In 1926, mystery novelist Agatha Christie infamously disappeared for eleven days. In the historical fiction novel The Mystery of Mrs. Christie, an instant New York Times bestseller newly out in paperback this month, author Marie Benedict recreates what might have happened when a woman with a flair for writing detective novels becomes the main character in her own missing persons case.
Benedict fictionalizes what might have taken place leading up to and through Christie’s disappearance, centering on the imagined contents of a real-life letter delivered to Christie’s husband, which both reveals and conceals more than he ever imagined. Archibald Christie never revealed the contents of the letter, and Agatha Christie never discussed the details of her disappearance publicly – not once.
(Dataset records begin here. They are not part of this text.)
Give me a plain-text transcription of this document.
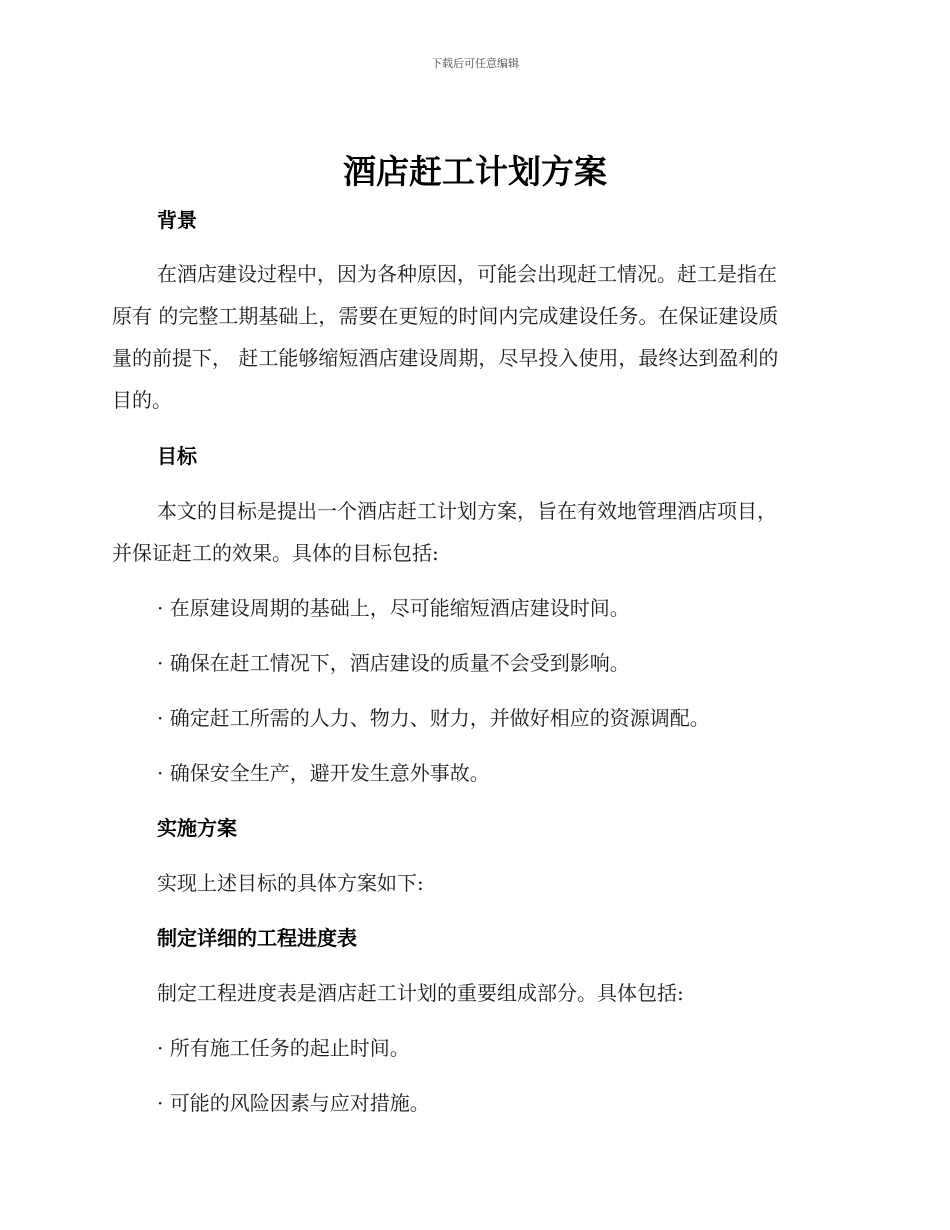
下载后可任意编辑
酒店赶工计划方案

背景

在酒店建设过程中，因为各种原因，可能会出现赶工情况。赶工是指在

原有 的完整工期基础上，需要在更短的时间内完成建设任务。在保证建设质

量的前提下， 赶工能够缩短酒店建设周期，尽早投入使用，最终达到盈利的

目的。

目标

本文的目标是提出一个酒店赶工计划方案，旨在有效地管理酒店项目，

并保证赶工的效果。具体的目标包括:

· 在原建设周期的基础上，尽可能缩短酒店建设时间。

· 确保在赶工情况下，酒店建设的质量不会受到影响。

· 确定赶工所需的人力、物力、财力，并做好相应的资源调配。

· 确保安全生产，避开发生意外事故。

实施方案

实现上述目标的具体方案如下:

制定详细的工程进度表

制定工程进度表是酒店赶工计划的重要组成部分。具体包括:

· 所有施工任务的起止时间。

· 可能的风险因素与应对措施。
At the time, Christie had already earned renown for her clever mystery and detective novels, including what would become her most famous character, Hercule Poirot, who appeared in more than 30 of her novels, including the modern classic The Murder on the Orient Express.
The real-life, fascinating details involved with the Agatha Christie case are ripe for fiction and gripped international audiences even at the time – an estimated 15,000 people joined the search for Christie after her car was found near a local pond with a reputation for being bottomless. Her disappearance made the front page of the New York Times. When she turned up at a health spa at the end of the frantic eleven-day search, her husband claimed it was the result of amnesia. In Benedict’s tale, however, the motives are a bit more fraught.
It’s a clever retelling, made stilted at times by the formality of the old-fashioned dialogue, but the novel delivers on its exciting true-life premise. Benedict is a master of historical fiction, and this book feels like both a plausible explanation for the never-told story of Christie’s disappearance, and a Gone Girl-esque thriller by its final act.